Friday, June 18, 2010

It Ain't About Fairy Dust

"I used to believe the world was magic..."
pen, pencil and watercolor on paper
7/100 in 100, 6/17/10
Welcome to my creative process.
I do not know what this drawing/painting is. Actually, I do. I was thinking about making a three dimensional hanging sculpture, a mobile, I suppose, maybe an assemblage. I haven't done one of those for years and years. I have all these little pieces that I made out of paperclay, and I want to do something with them.
I originally thought of just selling the little houses and charms on etsy, but something seems missing to me. Then I realized, I am not really a bits and bobs kind of person. These little pieces need to have a context to make me feel like they are complete. They need to be in dialogue with their surroundings, perhaps some companions, a color, a background.
It is quite possible that I need to do some scrounging and find some boxes. All those old assemblages I did in years past always started with found boxes. Broken jewelry boxes, old cigar boxes, sometimes just regular cardboard boxes.

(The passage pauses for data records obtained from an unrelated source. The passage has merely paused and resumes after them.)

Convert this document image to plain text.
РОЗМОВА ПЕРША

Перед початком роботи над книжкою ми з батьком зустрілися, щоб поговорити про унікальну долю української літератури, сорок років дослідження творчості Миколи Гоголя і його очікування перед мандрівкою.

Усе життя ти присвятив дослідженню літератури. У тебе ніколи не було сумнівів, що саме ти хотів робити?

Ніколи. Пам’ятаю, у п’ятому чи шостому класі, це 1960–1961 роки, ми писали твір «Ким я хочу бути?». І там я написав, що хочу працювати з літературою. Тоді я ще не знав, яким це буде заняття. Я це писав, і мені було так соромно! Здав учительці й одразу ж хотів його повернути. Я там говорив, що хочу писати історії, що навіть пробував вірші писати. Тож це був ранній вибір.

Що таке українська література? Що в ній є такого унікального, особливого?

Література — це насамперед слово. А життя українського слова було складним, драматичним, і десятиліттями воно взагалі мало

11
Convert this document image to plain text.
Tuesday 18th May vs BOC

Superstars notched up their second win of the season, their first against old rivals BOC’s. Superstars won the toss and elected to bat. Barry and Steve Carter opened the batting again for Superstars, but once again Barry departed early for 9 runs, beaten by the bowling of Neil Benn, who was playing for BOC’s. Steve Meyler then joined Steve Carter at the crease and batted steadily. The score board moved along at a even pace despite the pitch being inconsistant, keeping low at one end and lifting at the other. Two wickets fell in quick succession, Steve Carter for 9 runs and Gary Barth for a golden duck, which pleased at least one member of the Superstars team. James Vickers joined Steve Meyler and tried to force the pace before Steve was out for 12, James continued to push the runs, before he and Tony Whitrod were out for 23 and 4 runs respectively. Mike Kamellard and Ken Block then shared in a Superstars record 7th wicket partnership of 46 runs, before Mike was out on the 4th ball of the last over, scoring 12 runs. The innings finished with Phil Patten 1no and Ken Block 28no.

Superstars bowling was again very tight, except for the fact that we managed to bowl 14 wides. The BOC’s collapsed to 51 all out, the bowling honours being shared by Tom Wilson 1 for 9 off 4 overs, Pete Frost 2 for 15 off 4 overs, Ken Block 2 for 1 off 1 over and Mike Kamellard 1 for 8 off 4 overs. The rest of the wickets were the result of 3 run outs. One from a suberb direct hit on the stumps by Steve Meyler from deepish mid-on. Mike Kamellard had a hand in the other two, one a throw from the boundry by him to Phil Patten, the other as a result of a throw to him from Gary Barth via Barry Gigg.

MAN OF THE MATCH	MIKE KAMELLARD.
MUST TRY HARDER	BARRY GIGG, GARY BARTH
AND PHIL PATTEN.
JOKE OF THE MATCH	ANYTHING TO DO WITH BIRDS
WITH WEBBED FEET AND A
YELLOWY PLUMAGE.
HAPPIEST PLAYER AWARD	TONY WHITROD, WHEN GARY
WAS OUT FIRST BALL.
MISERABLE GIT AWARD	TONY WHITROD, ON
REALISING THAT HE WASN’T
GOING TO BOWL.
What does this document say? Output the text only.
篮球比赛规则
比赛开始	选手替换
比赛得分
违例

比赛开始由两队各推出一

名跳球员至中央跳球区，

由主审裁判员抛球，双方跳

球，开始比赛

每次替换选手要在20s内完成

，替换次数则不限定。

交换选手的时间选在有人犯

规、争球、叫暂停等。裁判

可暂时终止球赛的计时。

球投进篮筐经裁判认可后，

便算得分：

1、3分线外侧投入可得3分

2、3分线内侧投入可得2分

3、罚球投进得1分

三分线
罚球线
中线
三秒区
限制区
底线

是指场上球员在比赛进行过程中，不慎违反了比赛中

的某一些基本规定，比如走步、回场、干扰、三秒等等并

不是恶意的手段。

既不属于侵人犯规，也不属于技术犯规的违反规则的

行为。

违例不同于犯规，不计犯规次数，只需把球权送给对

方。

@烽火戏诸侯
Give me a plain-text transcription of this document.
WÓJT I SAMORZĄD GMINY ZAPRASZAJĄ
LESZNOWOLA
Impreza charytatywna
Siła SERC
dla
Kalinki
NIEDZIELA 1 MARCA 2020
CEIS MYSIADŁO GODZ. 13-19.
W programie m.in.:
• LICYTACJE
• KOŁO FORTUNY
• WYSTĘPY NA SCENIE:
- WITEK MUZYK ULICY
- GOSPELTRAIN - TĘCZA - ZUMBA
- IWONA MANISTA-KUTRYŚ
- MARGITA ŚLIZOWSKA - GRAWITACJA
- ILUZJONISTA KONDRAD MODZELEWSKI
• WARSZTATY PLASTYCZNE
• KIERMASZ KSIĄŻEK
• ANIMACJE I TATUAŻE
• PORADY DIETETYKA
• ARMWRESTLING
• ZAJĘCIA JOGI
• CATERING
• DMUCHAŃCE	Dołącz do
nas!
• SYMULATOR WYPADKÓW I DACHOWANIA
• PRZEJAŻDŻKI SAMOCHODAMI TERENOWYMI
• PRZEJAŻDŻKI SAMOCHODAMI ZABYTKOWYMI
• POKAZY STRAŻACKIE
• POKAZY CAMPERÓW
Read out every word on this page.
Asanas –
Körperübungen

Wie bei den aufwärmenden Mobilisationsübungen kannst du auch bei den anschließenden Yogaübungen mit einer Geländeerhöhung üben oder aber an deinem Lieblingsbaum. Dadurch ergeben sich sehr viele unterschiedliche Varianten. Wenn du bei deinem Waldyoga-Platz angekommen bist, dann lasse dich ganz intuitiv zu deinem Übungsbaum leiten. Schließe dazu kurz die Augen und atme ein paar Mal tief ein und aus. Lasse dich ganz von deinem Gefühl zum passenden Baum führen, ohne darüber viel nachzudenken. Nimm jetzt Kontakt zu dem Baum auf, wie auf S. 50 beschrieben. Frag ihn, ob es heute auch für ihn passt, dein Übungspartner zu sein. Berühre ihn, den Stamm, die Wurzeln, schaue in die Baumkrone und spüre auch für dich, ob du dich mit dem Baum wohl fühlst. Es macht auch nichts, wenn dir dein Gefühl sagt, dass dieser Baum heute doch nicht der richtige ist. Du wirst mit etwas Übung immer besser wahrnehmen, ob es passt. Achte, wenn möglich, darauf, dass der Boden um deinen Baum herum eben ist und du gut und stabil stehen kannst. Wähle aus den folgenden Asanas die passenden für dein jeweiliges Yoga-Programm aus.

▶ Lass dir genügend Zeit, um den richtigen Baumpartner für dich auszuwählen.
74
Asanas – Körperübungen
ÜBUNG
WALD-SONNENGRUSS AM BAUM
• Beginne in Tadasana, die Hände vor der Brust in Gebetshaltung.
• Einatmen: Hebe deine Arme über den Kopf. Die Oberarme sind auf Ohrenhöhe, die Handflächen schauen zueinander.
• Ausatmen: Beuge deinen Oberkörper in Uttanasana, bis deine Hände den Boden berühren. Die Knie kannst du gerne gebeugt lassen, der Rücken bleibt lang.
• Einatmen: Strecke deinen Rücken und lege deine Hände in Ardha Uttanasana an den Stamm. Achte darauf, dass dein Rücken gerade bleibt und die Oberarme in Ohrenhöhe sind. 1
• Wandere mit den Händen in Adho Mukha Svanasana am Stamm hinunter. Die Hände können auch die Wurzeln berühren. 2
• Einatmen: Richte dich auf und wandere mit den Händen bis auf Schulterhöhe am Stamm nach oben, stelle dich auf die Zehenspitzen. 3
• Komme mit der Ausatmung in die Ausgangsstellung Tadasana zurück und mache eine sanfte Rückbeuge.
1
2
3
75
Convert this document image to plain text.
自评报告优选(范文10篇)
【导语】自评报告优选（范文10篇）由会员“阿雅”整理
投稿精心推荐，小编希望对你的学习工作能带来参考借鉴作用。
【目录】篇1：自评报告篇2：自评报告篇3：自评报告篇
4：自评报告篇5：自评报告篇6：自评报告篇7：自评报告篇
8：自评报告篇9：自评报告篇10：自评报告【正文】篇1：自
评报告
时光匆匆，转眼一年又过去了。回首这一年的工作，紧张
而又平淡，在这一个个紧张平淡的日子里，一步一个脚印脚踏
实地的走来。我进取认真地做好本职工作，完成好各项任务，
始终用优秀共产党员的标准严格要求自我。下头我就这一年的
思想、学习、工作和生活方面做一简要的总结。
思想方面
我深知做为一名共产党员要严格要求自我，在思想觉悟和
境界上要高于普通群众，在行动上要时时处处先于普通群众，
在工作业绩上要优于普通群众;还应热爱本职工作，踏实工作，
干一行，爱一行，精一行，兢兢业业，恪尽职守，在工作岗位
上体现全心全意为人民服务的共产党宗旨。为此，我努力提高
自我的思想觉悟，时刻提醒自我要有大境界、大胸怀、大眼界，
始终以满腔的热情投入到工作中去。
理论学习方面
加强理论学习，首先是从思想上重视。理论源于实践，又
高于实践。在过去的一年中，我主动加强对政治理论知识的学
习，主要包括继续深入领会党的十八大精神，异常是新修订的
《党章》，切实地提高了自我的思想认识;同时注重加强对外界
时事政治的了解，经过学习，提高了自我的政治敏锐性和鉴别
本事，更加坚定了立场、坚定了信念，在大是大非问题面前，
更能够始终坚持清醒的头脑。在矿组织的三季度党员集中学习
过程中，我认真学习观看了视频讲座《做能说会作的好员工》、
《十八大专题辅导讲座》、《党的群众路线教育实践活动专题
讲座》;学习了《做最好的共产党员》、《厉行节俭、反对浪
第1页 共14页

But really, what I am doing in this period of time is trying to find my voice. Trying to find what I have to say. What I want to create.
I do not know.
This will be the journey, I suppose. And let me tell you, this 100 in 100 days challenge is keeping me accountable to staying on the track of my journey. I would be quite willing to blow it off if I didn't have the challenge.
Well, see you tomorrow.
ps. I just wanted to say that this drawing is lying a little bit when it says I used to believe the world magic and now I don't know what I believe. I totally believe the world is magic. It's just it is sometimes a very hard and difficult magic. Sometimes maybe always. The magic of transformation is painful.